Daniel von Sturmer
small world
25th October – 15th December 2012
Anna Schwartz Gallery
Moving through Daniel von Sturmer’s ‘small world’, there is a feeling of weightlessness, lightness. Von Sturmer’s eight new video works are presented on LCD monitors or projected onto small translucent screens, positioned on sharp, clean-cut forms of brilliant white polystyrene. Every aspect of the installation and of the space is a light source, either projecting or reflecting light. Each object of the installation appears to float, as if aware of its own mass and materiality; it displaces its weight into air, becoming a flat, bright image of itself.
Echoing the white planes and rectilinear volume of the gallery space, the plinths make up a second architecture within the gallery, a structure upon which the individual scenarios of the works are built, and one whose articulated form refers to other abstractions, perhaps a simplified conception of the shape of a city or early Modernist sculpture. The forms at once unify and isolate the videos. While the works share the continuous white surface, the extrusions and returns interrupt the line of vision, making it impossible to see the entirety of each work from one position.
Progressing from one sequence to the next, viewing these works requires more action from the viewer than simply looking. To watch each work, it is necessary to move, to walk, to become conscious of the role of the entire body in the process of watching. The position of each video allows certain partial views of the others and thereby encourages a “floating” between them. Reading is, as always, from left to right but one looks backward, re-reading works already viewed, finding moments of repetition or correspondence between individual episodes that entail a distracted mode of reception.
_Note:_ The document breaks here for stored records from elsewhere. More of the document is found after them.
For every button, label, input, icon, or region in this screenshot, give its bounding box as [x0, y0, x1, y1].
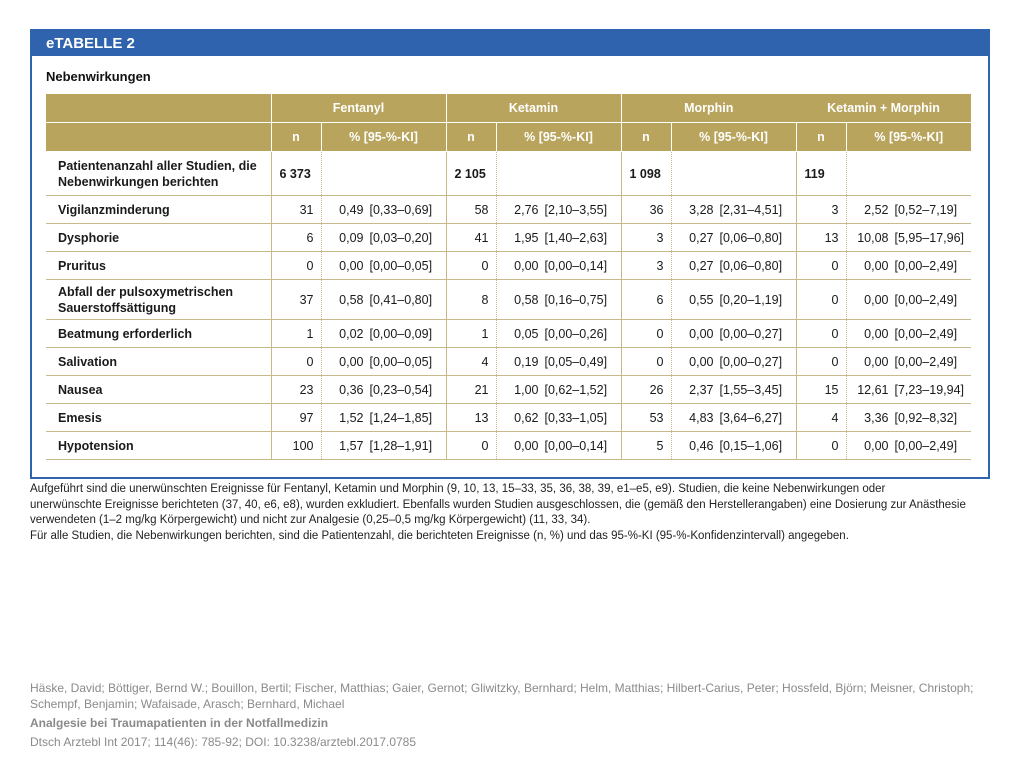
confidence-interval: [1,28–1,91] — [369, 438, 433, 453]
confidence-interval: [0,41–0,80] — [369, 292, 433, 307]
count-cell: 13 — [446, 404, 496, 432]
row-label: Beatmung erforderlich — [46, 320, 271, 348]
percent-value: 0,00 — [689, 326, 714, 341]
confidence-interval: [0,06–0,80] — [719, 230, 783, 245]
percent-value: 0,09 — [339, 230, 364, 245]
percent-cell — [321, 280, 446, 320]
percent-value: 0,02 — [339, 326, 364, 341]
count-cell: 97 — [271, 404, 321, 432]
percent-cell — [846, 320, 971, 348]
count-cell: 0 — [796, 320, 846, 348]
confidence-interval: [0,33–1,05] — [544, 410, 608, 425]
percent-value: 0,27 — [689, 230, 714, 245]
confidence-interval: [0,00–0,26] — [544, 326, 608, 341]
confidence-interval: [0,92–8,32] — [894, 410, 958, 425]
count-cell: 0 — [796, 348, 846, 376]
percent-value: 0,36 — [339, 382, 364, 397]
confidence-interval: [0,00–2,49] — [894, 354, 958, 369]
row-label: Emesis — [46, 404, 271, 432]
percent-cell — [496, 252, 621, 280]
confidence-interval: [7,23–19,94] — [894, 382, 965, 397]
percent-value: 0,00 — [689, 354, 714, 369]
table-title: Nebenwirkungen — [46, 69, 151, 84]
pct-header: % [95-%-KI] — [671, 123, 796, 152]
count-cell: 31 — [271, 196, 321, 224]
count-cell: 1 — [446, 320, 496, 348]
pct-header: % [95-%-KI] — [321, 123, 446, 152]
table-row — [46, 196, 971, 224]
count-cell: 58 — [446, 196, 496, 224]
count-cell: 100 — [271, 432, 321, 460]
confidence-interval: [0,00–0,09] — [369, 326, 433, 341]
count-cell: 4 — [446, 348, 496, 376]
authors: Häske, David; Böttiger, Bernd W.; Bouillon, Bertil; Fischer, Matthias; Gaier, Gernot; Gliwitzky, Bernhard; Helm, Matthias; Hilbert-Carius, Peter; Hossfeld, Björn; Meisner, Christoph; Schempf, Benjamin; Wafaisade, Arasch; Bernhard, Michael — [30, 681, 974, 711]
percent-value: 0,00 — [864, 326, 889, 341]
table-row — [46, 348, 971, 376]
confidence-interval: [3,64–6,27] — [719, 410, 783, 425]
confidence-interval: [0,05–0,49] — [544, 354, 608, 369]
confidence-interval: [0,00–2,49] — [894, 438, 958, 453]
table-frame — [30, 29, 990, 479]
confidence-interval: [0,03–0,20] — [369, 230, 433, 245]
table-row — [46, 404, 971, 432]
corner-cell — [46, 123, 271, 152]
percent-cell — [496, 196, 621, 224]
count-cell: 4 — [796, 404, 846, 432]
percent-value: 0,00 — [514, 258, 539, 273]
percent-cell — [846, 224, 971, 252]
percent-cell — [846, 432, 971, 460]
count-cell: 1 098 — [621, 152, 671, 196]
table-row — [46, 224, 971, 252]
n-header: n — [796, 123, 846, 152]
percent-cell — [671, 404, 796, 432]
confidence-interval: [0,00–0,14] — [544, 438, 608, 453]
percent-cell — [671, 280, 796, 320]
table-notes — [30, 482, 990, 544]
count-cell: 5 — [621, 432, 671, 460]
row-label: Nausea — [46, 376, 271, 404]
row-label: Dysphorie — [46, 224, 271, 252]
percent-value: 3,28 — [689, 202, 714, 217]
percent-value: 0,58 — [514, 292, 539, 307]
citation: Dtsch Arztebl Int 2017; 114(46): 785-92; DOI: 10.3238/arztebl.2017.0785 — [30, 735, 417, 749]
article-title: Analgesie bei Traumapatienten in der Notfallmedizin — [30, 716, 329, 730]
percent-cell — [496, 152, 621, 196]
n-header: n — [271, 123, 321, 152]
confidence-interval: [0,23–0,54] — [369, 382, 433, 397]
percent-value: 0,00 — [864, 258, 889, 273]
group-header: Morphin — [621, 94, 796, 123]
note-line: unerwünschte Ereignisse berichteten (37, 40, e6, e8), wurden exkludiert. Ebenfalls wurden Studien ausgeschlossen, die (gemäß den Herstellerangaben) eine Dosierung zur Anästhesie — [30, 498, 966, 511]
count-cell: 41 — [446, 224, 496, 252]
confidence-interval: [1,55–3,45] — [719, 382, 783, 397]
row-label: Pruritus — [46, 252, 271, 280]
percent-value: 2,37 — [689, 382, 714, 397]
percent-cell — [846, 252, 971, 280]
percent-cell — [496, 224, 621, 252]
percent-cell — [496, 320, 621, 348]
confidence-interval: [2,31–4,51] — [719, 202, 783, 217]
table-row — [46, 320, 971, 348]
note-line: Aufgeführt sind die unerwünschten Ereignisse für Fentanyl, Ketamin und Morphin (9, 10, 13, 15–33, 35, 36, 38, 39, e1–e5, e9). Studien, die keine Nebenwirkungen oder — [30, 483, 886, 495]
count-cell: 6 373 — [271, 152, 321, 196]
percent-value: 0,55 — [689, 292, 714, 307]
percent-cell — [496, 432, 621, 460]
percent-cell — [671, 432, 796, 460]
percent-cell — [671, 252, 796, 280]
count-cell: 23 — [271, 376, 321, 404]
percent-value: 2,52 — [864, 202, 889, 217]
count-cell: 0 — [271, 348, 321, 376]
confidence-interval: [0,16–0,75] — [544, 292, 608, 307]
percent-value: 0,00 — [864, 438, 889, 453]
count-cell: 36 — [621, 196, 671, 224]
percent-value: 0,62 — [514, 410, 539, 425]
row-label: Abfall der pulsoxymetrischen Sauerstoffsättigung — [46, 280, 271, 320]
side-effects-table — [46, 94, 971, 460]
percent-cell — [321, 152, 446, 196]
n-header: n — [621, 123, 671, 152]
count-cell: 21 — [446, 376, 496, 404]
percent-cell — [846, 348, 971, 376]
count-cell: 0 — [621, 320, 671, 348]
table-row — [46, 280, 971, 320]
percent-value: 10,08 — [857, 230, 889, 245]
percent-cell — [496, 404, 621, 432]
count-cell: 119 — [796, 152, 846, 196]
confidence-interval: [0,06–0,80] — [719, 258, 783, 273]
percent-cell — [671, 224, 796, 252]
count-cell: 0 — [271, 252, 321, 280]
confidence-interval: [0,00–0,05] — [369, 354, 433, 369]
percent-cell — [671, 196, 796, 224]
percent-cell — [321, 224, 446, 252]
group-header: Ketamin — [446, 94, 621, 123]
percent-cell — [671, 348, 796, 376]
count-cell: 0 — [796, 252, 846, 280]
row-label: Salivation — [46, 348, 271, 376]
pct-header: % [95-%-KI] — [496, 123, 621, 152]
percent-value: 4,83 — [689, 410, 714, 425]
confidence-interval: [0,15–1,06] — [719, 438, 783, 453]
group-header-row — [46, 94, 971, 123]
confidence-interval: [0,20–1,19] — [719, 292, 783, 307]
percent-cell — [846, 404, 971, 432]
percent-value: 0,49 — [339, 202, 364, 217]
count-cell: 53 — [621, 404, 671, 432]
percent-value: 0,05 — [514, 326, 539, 341]
percent-cell — [671, 320, 796, 348]
percent-cell — [321, 404, 446, 432]
percent-value: 1,00 — [514, 382, 539, 397]
count-cell: 0 — [446, 252, 496, 280]
row-label: Patientenanzahl aller Studien, die Nebenwirkungen berichten — [46, 152, 271, 196]
percent-value: 1,57 — [339, 438, 364, 453]
percent-value: 2,76 — [514, 202, 539, 217]
confidence-interval: [0,00–2,49] — [894, 258, 958, 273]
count-cell: 0 — [446, 432, 496, 460]
percent-value: 0,00 — [339, 258, 364, 273]
percent-value: 0,00 — [339, 354, 364, 369]
percent-value: 1,95 — [514, 230, 539, 245]
percent-value: 12,61 — [857, 382, 889, 397]
confidence-interval: [0,62–1,52] — [544, 382, 608, 397]
confidence-interval: [0,52–7,19] — [894, 202, 958, 217]
percent-value: 0,00 — [864, 292, 889, 307]
percent-cell — [321, 196, 446, 224]
count-cell: 26 — [621, 376, 671, 404]
confidence-interval: [0,33–0,69] — [369, 202, 433, 217]
percent-cell — [846, 376, 971, 404]
table-row — [46, 252, 971, 280]
count-cell: 0 — [796, 280, 846, 320]
group-header: Ketamin + Morphin — [796, 94, 971, 123]
confidence-interval: [1,40–2,63] — [544, 230, 608, 245]
corner-cell — [46, 94, 271, 123]
count-cell: 0 — [796, 432, 846, 460]
percent-cell — [321, 348, 446, 376]
percent-cell — [496, 376, 621, 404]
subheader-row — [46, 123, 971, 152]
percent-cell — [846, 152, 971, 196]
confidence-interval: [0,00–0,14] — [544, 258, 608, 273]
count-cell: 0 — [621, 348, 671, 376]
percent-value: 0,46 — [689, 438, 714, 453]
confidence-interval: [0,00–0,05] — [369, 258, 433, 273]
percent-value: 0,19 — [514, 354, 539, 369]
confidence-interval: [2,10–3,55] — [544, 202, 608, 217]
count-cell: 8 — [446, 280, 496, 320]
percent-value: 0,58 — [339, 292, 364, 307]
count-cell: 3 — [796, 196, 846, 224]
percent-cell — [846, 280, 971, 320]
table-row — [46, 376, 971, 404]
pct-header: % [95-%-KI] — [846, 123, 971, 152]
confidence-interval: [0,00–0,27] — [719, 354, 783, 369]
row-label: Vigilanzminderung — [46, 196, 271, 224]
confidence-interval: [1,24–1,85] — [369, 410, 433, 425]
group-header: Fentanyl — [271, 94, 446, 123]
percent-value: 0,00 — [864, 354, 889, 369]
note-line: Für alle Studien, die Nebenwirkungen berichten, sind die Patientenzahl, die berichteten Ereignisse (n, %) und das 95-%-KI (95-%-Konfidenzintervall) angegeben. — [30, 529, 849, 542]
confidence-interval: [5,95–17,96] — [894, 230, 965, 245]
count-cell: 6 — [621, 280, 671, 320]
row-label: Hypotension — [46, 432, 271, 460]
source-footer — [30, 680, 990, 750]
percent-cell — [321, 320, 446, 348]
percent-cell — [321, 376, 446, 404]
percent-value: 3,36 — [864, 410, 889, 425]
n-header: n — [446, 123, 496, 152]
table-row — [46, 152, 971, 196]
confidence-interval: [0,00–0,27] — [719, 326, 783, 341]
count-cell: 2 105 — [446, 152, 496, 196]
count-cell: 15 — [796, 376, 846, 404]
table-row — [46, 432, 971, 460]
confidence-interval: [0,00–2,49] — [894, 326, 958, 341]
percent-cell — [671, 376, 796, 404]
percent-cell — [321, 252, 446, 280]
percent-value: 0,00 — [514, 438, 539, 453]
table-body — [46, 152, 971, 460]
count-cell: 6 — [271, 224, 321, 252]
count-cell: 13 — [796, 224, 846, 252]
count-cell: 3 — [621, 224, 671, 252]
count-cell: 3 — [621, 252, 671, 280]
percent-value: 1,52 — [339, 410, 364, 425]
count-cell: 1 — [271, 320, 321, 348]
percent-cell — [321, 432, 446, 460]
percent-value: 0,27 — [689, 258, 714, 273]
percent-cell — [846, 196, 971, 224]
confidence-interval: [0,00–2,49] — [894, 292, 958, 307]
note-line: verwendeten (1–2 mg/kg Körpergewicht) und nicht zur Analgesie (0,25–0,5 mg/kg Körpergewicht) (11, 33, 34). — [30, 514, 591, 526]
percent-cell — [496, 280, 621, 320]
percent-cell — [496, 348, 621, 376]
count-cell: 37 — [271, 280, 321, 320]
table-label: eTABELLE 2 — [32, 31, 988, 56]
percent-cell — [671, 152, 796, 196]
The internal pace of each individual sequence requires a new adjustment of focus. Each video records a gesture, and the length of the action determines the duration of the work. The gesture, in turn is regulated by the materials involved: the viscosity of paint, or the transparency of shadows. Ultimately though, the very material conventions of painting, drawing and sculpture have been tested and removed, filmed and re-presented as light upon a surface.